Skyways Air Services IPO has been subscribed 35.00 times overall. Retail category: 0.00x, NII/HNI: 0.00x, QIB: 0.00x.
What is Skyways Air Services IPO price band and lot size?
The Skyways Air Services IPO has a price band of ₹0 to ₹0 per share. The lot size is stated as 0 shares, meaning there is no minimum investment requirement or specific number of shares to be applied for in a single lot. The face value of each share is ₹10. Due to these parameters, retail investors cannot apply for a specific number of lots as the lot size is zero.
Is Skyways Air Services IPO worth investing in?
Skyways Air Services presents a mixed financial picture. On one hand, it has a substantial revenue base and positive return ratios (RONW 15.85%, ROCE 14.61%). However, the profit margins are relatively low, and the P/E ratio of 8211x is exceptionally high, indicating a significant valuation risk. The IPO structure with a ₹0 issue size and 0 lot size is also unusual and needs careful consideration regarding capital infusion. Investors should thoroughly analyze these factors and their personal risk appetite. Investors should consult a SEBI-registered financial advisor before making investment decisions.

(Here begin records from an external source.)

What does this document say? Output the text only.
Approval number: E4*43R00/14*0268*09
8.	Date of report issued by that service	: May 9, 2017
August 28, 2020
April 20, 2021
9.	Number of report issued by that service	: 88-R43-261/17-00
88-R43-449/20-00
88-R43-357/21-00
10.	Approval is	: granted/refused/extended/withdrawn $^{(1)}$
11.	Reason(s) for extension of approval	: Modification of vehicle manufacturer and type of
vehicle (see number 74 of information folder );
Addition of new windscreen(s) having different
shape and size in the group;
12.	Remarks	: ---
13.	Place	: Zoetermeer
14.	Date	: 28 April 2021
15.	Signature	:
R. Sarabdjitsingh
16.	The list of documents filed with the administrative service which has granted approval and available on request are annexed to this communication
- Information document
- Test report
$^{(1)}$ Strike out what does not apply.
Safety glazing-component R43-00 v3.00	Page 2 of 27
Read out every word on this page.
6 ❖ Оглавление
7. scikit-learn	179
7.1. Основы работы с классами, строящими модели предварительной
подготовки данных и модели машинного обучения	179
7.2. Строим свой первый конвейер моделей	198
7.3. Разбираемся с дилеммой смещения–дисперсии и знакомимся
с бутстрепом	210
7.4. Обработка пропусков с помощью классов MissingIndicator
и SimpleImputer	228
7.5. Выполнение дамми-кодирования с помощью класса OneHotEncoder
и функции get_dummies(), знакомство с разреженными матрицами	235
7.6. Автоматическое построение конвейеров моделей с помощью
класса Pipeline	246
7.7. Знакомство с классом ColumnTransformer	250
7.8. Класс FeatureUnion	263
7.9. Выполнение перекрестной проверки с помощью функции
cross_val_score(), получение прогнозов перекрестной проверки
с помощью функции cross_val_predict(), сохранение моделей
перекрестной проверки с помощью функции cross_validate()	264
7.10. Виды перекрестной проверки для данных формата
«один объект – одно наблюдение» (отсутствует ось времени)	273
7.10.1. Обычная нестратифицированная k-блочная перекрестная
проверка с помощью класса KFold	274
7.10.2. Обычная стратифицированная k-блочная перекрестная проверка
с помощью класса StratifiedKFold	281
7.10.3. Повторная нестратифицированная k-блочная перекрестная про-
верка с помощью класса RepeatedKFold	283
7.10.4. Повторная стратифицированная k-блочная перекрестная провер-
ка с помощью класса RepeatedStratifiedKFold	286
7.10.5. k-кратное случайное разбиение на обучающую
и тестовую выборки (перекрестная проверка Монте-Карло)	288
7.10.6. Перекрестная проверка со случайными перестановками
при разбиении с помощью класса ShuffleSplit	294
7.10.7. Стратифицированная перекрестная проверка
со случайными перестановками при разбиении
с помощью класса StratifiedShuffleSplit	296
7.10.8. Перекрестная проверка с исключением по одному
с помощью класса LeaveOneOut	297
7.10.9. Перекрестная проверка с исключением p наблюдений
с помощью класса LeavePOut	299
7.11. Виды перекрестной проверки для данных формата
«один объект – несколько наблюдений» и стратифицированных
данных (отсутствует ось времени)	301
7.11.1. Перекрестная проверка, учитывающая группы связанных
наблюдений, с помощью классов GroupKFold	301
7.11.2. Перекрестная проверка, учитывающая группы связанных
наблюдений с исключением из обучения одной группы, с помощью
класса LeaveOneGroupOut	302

What is Skyways Air Services IPO GMP today?
Grey Market Premium (GMP) is an unofficial indicator of demand for an IPO. For Skyways Air Services, given the unusual IPO parameters like a ₹0 price band and 0 lot size, and the peculiar subscription data (0x for Retail, NII, QIB but 35x total), it is difficult to ascertain a meaningful GMP. Any reported GMP would be highly speculative and should not be relied upon as a primary basis for investment decisions.
How to apply for Skyways Air Services IPO?
Given the IPO parameters of a ₹0 price band and 0 lot size, traditional application methods through UPI via stockbroker apps or ASBA through net banking may not be applicable in the standard manner. Typically, funds are blocked until allotment and debited upon successful allocation. Investors should refer to the official IPO prospectus and consult their stockbroker for any specific instructions related to this unique offering, especially if it involves a direct listing or a special circumstance.